A vida do seu povo é governada ao ritmo das águas do rio. Convivem com a natureza de modo interativo e cooperativo, pois é dela que tiram seu sustento, “a comida de cada dia”, como diz a nossa colaboradora, ao sair para comprar o peixe ou outra iguaria para o almoço. Há uma relação de respeito, pois “a vida comanda o rio” e “o rio comanda a vida” com seus ciclos de enchente, cheia, vazante e seca, no que se convencionou chamar “o bem viver”.        

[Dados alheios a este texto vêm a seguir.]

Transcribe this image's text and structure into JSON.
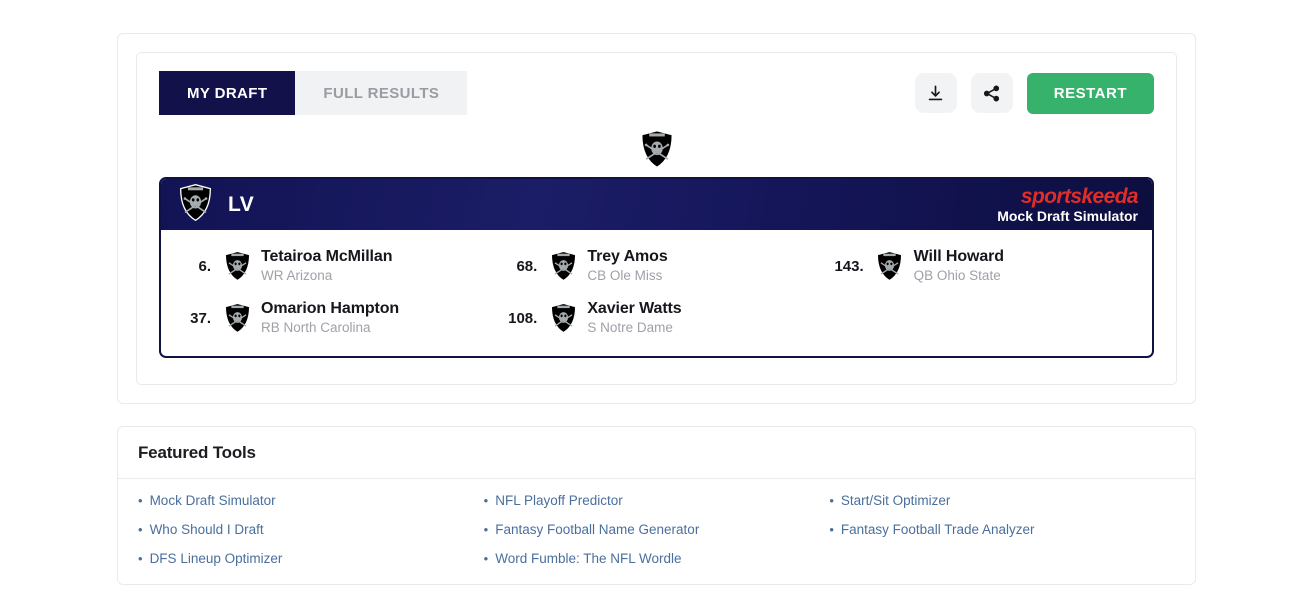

Assim se nos apresenta a Prelazia de Tefé, onde atuo, com o seu território de 264.675 km², abrangendo 10 municípios. A maioria da população se encontra nas cidades descritas acima, em centenas de comunidades ribeirinhas, com baixo índice de desenvolvimento, cuja sobrevivência está na agricultura de subsistência e no extrativismo. Uma parcela é indígena ou descendente de diversas etnias. É possível identificar, principalmente nas comunidades ribeirinhas, sua influência cultural na alimentação, nos instrumentos de pesca, na cestaria.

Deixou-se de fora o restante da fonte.